A further challenge is the continuing political upheaval and structural changes in the region which resulted from the emergence of the ‘Arab Spring’. These political concerns have significantly damaged market confidence and consequently capital inflows have fallen for the region. The Middle East region has historically had some of the worst access rates to capital and financing in the world and this has just been worsened by the political uncertainty and events of the last few years. Foreign direct investment in the region is low on a global scale and typically only applied by parties with particular caution and high risk appetites. The situation has gotten worse since 2011 and there have been subsequent sharp declines in foreign direct investment and market confidence since this time.

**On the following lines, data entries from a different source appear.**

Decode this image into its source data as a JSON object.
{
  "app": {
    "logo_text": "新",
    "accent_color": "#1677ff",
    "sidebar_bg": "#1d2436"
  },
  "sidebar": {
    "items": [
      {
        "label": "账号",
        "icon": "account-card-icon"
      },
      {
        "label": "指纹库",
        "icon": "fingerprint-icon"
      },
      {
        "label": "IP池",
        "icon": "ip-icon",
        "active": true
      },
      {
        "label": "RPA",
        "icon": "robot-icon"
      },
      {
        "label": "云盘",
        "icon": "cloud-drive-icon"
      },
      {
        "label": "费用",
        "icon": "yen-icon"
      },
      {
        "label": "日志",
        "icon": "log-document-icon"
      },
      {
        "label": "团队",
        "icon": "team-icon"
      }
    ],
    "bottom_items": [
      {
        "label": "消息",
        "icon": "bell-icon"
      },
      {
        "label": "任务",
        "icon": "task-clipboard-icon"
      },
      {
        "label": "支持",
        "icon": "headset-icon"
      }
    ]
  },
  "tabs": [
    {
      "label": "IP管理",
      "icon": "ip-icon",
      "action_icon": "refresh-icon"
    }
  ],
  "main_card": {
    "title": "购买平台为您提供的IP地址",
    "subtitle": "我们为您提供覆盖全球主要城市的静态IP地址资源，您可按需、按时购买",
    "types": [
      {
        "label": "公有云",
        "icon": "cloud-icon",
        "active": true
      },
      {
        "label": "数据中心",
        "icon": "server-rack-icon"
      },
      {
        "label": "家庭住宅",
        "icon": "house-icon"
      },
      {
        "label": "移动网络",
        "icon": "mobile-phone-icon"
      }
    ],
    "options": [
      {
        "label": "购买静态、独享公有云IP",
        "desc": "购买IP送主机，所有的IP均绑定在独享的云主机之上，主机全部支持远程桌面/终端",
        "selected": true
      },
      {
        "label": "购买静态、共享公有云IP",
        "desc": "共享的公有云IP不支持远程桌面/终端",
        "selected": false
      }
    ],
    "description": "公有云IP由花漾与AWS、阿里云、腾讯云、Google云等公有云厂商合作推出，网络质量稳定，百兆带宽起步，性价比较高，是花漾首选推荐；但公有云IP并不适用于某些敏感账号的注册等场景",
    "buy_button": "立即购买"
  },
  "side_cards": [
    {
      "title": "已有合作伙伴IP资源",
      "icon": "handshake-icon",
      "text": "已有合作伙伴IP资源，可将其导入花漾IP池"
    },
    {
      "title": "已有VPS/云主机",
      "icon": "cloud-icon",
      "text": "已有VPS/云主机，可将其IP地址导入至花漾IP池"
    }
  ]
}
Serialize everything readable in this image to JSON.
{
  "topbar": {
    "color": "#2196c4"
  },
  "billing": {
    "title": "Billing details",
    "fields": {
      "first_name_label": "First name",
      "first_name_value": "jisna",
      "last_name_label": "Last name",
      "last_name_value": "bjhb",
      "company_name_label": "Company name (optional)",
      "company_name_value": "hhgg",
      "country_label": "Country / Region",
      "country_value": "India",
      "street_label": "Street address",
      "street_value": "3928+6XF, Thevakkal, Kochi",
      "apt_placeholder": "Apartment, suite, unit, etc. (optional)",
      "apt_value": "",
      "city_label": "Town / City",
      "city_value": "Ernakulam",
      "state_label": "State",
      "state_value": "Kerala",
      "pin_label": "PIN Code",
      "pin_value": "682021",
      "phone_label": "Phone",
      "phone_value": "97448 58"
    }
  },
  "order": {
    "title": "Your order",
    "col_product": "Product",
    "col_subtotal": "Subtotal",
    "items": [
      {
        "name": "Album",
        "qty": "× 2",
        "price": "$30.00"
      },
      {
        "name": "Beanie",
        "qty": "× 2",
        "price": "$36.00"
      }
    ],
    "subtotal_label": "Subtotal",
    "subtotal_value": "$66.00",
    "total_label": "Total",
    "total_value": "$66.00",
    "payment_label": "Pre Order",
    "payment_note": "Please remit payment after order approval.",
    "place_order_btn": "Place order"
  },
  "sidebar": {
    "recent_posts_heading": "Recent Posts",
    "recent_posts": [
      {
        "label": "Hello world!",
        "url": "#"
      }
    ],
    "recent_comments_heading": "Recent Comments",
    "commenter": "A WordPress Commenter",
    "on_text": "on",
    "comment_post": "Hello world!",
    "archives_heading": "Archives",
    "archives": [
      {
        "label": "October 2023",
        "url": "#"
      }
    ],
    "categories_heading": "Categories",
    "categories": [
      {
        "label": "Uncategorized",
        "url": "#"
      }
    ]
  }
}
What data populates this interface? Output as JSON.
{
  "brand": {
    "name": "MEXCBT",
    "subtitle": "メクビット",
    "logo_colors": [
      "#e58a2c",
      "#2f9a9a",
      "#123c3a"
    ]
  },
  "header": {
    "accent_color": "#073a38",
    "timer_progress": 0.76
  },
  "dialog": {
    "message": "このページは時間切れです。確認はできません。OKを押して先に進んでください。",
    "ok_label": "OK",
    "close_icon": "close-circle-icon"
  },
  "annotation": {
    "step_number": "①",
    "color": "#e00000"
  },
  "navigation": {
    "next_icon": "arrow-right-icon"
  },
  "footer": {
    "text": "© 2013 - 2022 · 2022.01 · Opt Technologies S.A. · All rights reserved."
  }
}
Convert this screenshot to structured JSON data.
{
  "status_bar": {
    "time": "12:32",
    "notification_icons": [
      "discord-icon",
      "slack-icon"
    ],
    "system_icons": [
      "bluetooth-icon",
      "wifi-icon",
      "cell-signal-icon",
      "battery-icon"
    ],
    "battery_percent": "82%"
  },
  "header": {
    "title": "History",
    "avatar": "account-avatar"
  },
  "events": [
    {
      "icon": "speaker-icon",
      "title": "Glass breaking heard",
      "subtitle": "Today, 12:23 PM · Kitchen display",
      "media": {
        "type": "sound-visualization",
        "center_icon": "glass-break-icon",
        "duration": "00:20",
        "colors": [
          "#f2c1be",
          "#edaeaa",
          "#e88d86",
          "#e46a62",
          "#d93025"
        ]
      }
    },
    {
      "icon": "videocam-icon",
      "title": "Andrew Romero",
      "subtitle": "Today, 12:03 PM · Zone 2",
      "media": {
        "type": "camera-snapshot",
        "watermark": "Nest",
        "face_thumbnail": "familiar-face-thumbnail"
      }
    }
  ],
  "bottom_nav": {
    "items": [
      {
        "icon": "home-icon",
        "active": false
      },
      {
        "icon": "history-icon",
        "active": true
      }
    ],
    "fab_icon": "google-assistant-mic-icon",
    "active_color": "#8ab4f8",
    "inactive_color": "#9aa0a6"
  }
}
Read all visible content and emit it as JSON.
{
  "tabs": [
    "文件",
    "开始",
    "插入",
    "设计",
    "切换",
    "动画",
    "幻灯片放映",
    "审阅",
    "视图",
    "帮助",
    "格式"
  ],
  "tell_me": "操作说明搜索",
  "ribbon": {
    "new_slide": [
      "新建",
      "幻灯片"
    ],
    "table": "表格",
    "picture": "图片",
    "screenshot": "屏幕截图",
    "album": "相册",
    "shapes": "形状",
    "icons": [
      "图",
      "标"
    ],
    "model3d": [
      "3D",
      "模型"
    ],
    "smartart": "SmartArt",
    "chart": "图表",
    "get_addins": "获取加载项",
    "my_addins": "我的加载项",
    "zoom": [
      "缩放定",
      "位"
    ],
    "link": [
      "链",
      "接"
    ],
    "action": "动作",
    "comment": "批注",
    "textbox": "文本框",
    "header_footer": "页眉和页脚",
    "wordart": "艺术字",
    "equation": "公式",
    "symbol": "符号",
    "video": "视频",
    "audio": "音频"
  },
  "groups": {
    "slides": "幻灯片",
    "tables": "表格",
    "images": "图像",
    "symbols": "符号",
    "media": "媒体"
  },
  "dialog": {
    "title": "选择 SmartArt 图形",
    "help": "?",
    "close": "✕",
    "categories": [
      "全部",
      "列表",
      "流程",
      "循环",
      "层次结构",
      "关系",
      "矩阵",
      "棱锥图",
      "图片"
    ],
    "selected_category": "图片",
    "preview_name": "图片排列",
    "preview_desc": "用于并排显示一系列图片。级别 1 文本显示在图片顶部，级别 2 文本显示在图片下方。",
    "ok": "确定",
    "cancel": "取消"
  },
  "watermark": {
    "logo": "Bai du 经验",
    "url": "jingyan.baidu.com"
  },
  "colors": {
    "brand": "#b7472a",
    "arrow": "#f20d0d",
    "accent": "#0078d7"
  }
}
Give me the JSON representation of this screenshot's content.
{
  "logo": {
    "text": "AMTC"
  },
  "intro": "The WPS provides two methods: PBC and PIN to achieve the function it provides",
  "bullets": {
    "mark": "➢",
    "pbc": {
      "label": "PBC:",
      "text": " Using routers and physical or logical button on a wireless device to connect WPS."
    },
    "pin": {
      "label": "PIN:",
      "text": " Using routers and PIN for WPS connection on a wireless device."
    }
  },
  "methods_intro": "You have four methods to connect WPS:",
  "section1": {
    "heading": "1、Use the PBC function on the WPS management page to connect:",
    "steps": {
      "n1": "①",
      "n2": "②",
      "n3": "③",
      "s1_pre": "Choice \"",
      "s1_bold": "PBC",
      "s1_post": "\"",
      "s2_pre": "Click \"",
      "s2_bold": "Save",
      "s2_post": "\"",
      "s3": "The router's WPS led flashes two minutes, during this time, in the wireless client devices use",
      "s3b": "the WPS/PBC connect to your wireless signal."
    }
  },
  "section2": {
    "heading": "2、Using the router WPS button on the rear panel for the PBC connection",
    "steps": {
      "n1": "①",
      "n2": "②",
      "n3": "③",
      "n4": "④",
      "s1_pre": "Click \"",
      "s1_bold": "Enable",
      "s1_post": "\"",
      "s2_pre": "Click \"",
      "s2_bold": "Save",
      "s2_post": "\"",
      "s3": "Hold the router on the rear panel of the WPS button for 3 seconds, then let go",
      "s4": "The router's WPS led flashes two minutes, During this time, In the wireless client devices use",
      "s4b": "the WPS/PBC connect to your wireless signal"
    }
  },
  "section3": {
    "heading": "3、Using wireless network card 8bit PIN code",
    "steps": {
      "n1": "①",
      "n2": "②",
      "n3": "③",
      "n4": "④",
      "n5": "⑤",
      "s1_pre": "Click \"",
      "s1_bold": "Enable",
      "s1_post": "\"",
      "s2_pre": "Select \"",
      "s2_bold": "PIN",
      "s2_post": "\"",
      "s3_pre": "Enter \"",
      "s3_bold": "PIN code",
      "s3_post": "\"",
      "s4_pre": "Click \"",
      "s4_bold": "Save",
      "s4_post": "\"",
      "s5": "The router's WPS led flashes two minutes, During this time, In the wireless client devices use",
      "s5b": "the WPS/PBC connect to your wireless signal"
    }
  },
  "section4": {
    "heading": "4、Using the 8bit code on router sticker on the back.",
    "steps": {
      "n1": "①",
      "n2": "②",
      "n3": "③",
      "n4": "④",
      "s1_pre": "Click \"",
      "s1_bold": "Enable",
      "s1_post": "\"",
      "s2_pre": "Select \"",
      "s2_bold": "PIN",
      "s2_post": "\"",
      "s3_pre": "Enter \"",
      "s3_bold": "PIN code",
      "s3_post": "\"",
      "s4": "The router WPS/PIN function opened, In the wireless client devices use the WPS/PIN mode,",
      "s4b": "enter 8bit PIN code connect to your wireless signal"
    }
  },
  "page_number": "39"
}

These factors combine to make the need for corporate governance assistance a top priority for the future economic progress of the region.
Although corporate governance cannot address the macro-economic concerns alone it does have a central role in developing investor confidence. This will lead to improved access to capital for businesses and help businesses and the wider economy to grow. At company-level, corporate governance needs to be made more of an everyday part of business in particular countries and market segments. At a market-level, there is a need to improve the authority and capacity of regional institutions and intermediaries. Furthermore, regulators will need to strengthen regulatory frameworks and rules. Measures should be taken to improve investor confidence as a top priority and changes should be made in companies to improve transparency and control mechanisms within all Middle East-based businesses. Companies need to ensure that sound risk management practices are implemented in a proper and timely manner and this will help build a strong governance attitude and approach industry wide. The key of corporate governance practices will be to target the specific issues of each jurisdiction across the Middle East region. Protecting shareholders investments should be placed at the top of the list of objectives and although the region has demonstrated improvement in its overall Investor Protection index since 2006, it needs to progress much further with improved forms of investor protection in combination with additional corporate governance changes to help rebuild investor confidence in the current post-crisis climate.